Victor hat von all dem noch keine Ahnung. Auch das Mirakel, wie seine Eltern die Familie mit knapp 100 Euro im Monat durchbringen, weiß er nicht einzuordnen. Er freut sich, dass alle da sind und sich abends, wenn die Dunkelheit über das unbeleuchtete Ghetlova einbricht, um den blubbernden, rauchigen Ofen versammeln. Er braucht noch nicht zu wissen, dass er in einem Land lebt, das ohne Hilfe von außen schon lang ein „Failed State“wäre. Dass Moldau auf Platz 107 (von 188) des Human Development Index rangiert, hinter Libyen und der Mongolei, sagt Victor nichts. Oder dass sich die Hälfte des Bruttoinlandsprodukts aus jenen Geldsendungen speist, die von den Exilmoldauern nach Hause geschickt werden. Und dass in den stets harten Wintern unzählige Dörfer wochenlang von der Außenwelt abgeschnitten sind und viele Menschen verhungern oder erfrieren.
Victor hingegen lächelt. Er hat zwischen seiner Mama und dem Kälbchen Aufstellung genommen. Ihm gegenüber steht Rainer Stoiber von Concordia. Die Organisation ist seit 2004 in Moldau tätig und betreibt mittlerweile 34 Sozialzentren. In 60 Dörfern gibt es Wärmestuben und Suppenküchen. Essen wird sogar ausgeliefert. „Unsere Einrichtungen geben auch Mut, sie sind ein starkes Zeichen, dass da jemand ist, dem die Menschen in den abgelegenen Regionen nicht egal sind“, betont Stoiber. „Wir nehmen aber auch die Bürgermeister, die Nachbarn oder Wirtschaftstreibende in die Pflicht, sich um die Armen und Alten zu kümmern. So entsteht langsam wieder ein Netzwerk der Hilfe.“
Victors Familie erhielt das Kälbchen sowie eine Kuh. Die ist gerade auf der Weide – und trächtig. Das zu erwartende Kalb geht an eine andere Familie.

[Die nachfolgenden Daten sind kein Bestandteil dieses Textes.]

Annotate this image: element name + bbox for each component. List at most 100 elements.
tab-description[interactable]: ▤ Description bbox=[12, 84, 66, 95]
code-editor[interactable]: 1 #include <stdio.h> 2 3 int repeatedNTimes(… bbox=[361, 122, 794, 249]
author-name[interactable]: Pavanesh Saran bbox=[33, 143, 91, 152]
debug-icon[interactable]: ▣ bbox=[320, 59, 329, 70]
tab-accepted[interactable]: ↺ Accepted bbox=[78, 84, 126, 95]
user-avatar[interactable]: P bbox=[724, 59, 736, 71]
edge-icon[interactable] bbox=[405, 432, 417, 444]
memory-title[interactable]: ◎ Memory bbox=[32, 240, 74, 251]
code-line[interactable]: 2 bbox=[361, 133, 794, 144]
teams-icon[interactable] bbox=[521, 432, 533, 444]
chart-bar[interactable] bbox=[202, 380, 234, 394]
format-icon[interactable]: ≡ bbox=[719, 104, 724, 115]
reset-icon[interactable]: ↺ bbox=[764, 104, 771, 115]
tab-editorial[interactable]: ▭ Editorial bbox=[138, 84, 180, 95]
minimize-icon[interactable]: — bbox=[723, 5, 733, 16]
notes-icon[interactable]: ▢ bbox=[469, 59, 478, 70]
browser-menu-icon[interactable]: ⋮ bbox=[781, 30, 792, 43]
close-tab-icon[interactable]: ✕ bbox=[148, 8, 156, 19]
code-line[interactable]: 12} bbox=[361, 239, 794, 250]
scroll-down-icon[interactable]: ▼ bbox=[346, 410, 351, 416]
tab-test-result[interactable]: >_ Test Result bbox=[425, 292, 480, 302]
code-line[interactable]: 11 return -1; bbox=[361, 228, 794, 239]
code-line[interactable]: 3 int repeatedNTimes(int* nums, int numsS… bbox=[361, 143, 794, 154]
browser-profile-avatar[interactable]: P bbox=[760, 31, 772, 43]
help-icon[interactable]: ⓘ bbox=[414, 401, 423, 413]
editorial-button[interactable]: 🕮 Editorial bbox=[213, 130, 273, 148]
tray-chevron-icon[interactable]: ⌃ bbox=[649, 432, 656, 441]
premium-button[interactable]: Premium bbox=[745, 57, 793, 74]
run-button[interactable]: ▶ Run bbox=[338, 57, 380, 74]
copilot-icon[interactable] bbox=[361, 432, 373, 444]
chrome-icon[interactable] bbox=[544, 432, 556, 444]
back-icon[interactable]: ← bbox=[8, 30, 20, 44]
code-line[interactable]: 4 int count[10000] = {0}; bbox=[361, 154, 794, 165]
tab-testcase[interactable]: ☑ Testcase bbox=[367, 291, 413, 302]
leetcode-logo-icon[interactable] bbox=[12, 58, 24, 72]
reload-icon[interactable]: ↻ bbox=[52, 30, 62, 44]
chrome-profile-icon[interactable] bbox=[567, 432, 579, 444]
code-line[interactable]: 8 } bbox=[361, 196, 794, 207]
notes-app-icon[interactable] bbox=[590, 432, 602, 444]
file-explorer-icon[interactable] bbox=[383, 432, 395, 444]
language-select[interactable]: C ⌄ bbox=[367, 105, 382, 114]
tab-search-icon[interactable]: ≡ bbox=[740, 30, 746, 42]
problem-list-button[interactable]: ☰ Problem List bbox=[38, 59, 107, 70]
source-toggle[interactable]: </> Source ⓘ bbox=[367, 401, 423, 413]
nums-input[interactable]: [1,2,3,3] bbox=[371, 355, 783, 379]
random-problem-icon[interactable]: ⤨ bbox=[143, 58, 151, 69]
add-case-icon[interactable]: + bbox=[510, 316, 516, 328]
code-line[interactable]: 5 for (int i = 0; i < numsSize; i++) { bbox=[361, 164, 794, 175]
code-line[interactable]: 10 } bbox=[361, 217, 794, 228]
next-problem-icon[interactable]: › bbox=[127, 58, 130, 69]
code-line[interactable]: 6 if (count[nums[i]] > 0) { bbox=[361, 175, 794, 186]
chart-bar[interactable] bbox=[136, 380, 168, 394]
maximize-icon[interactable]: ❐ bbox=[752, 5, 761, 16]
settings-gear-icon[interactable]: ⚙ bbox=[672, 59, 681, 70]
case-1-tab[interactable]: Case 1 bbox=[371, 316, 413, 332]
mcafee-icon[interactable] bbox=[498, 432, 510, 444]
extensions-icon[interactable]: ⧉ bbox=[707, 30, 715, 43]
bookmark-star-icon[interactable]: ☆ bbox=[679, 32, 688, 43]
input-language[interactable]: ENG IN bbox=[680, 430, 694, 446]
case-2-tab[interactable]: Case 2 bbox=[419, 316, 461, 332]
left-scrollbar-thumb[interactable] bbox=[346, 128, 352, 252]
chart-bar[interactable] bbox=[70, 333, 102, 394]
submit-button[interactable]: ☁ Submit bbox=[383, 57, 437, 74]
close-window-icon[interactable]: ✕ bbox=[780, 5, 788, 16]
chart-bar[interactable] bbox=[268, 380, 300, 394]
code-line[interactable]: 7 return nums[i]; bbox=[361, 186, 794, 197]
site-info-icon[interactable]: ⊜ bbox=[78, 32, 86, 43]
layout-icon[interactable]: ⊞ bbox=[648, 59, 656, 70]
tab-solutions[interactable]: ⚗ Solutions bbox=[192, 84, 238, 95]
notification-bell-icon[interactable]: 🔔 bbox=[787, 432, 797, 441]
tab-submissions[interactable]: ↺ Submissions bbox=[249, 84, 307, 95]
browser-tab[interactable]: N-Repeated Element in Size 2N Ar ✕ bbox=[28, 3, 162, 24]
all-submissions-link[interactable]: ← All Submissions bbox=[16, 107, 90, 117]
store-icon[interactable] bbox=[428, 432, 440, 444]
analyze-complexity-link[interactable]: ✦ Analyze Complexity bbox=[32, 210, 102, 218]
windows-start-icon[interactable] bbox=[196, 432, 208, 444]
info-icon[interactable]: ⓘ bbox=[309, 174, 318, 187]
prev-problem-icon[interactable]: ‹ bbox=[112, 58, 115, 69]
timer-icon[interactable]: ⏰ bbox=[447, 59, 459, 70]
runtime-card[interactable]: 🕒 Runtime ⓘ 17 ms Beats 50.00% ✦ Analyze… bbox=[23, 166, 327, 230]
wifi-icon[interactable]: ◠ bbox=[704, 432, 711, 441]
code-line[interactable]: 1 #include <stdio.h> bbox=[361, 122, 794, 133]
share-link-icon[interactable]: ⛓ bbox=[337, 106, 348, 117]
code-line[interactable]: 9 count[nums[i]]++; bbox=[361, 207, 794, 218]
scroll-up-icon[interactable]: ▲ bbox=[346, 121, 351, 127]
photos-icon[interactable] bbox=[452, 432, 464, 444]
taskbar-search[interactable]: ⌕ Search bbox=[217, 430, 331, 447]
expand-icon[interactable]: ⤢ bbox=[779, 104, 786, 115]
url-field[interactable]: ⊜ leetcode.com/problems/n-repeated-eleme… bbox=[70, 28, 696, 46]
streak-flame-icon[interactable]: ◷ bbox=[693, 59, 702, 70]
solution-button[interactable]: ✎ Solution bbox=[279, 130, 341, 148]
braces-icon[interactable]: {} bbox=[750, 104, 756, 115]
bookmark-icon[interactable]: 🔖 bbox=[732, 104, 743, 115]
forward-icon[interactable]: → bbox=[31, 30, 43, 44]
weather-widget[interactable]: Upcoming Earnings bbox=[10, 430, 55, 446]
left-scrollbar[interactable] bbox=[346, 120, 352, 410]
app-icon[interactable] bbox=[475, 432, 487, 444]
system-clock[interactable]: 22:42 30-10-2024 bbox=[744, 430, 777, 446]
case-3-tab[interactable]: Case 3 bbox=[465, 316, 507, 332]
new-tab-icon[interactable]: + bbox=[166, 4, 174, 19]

So, Schluss, Victor hat genug vom Herumstehen. Er fetzt über den Hof, die Hühner gackern aufgebracht. Vielleicht wird der quirlige Bub ja einmal nach Chisinau gehen, dort arbeiten oder studieren. Und vielleicht wird das Land dann so weit sein, dass Victor es nicht verlassen muss.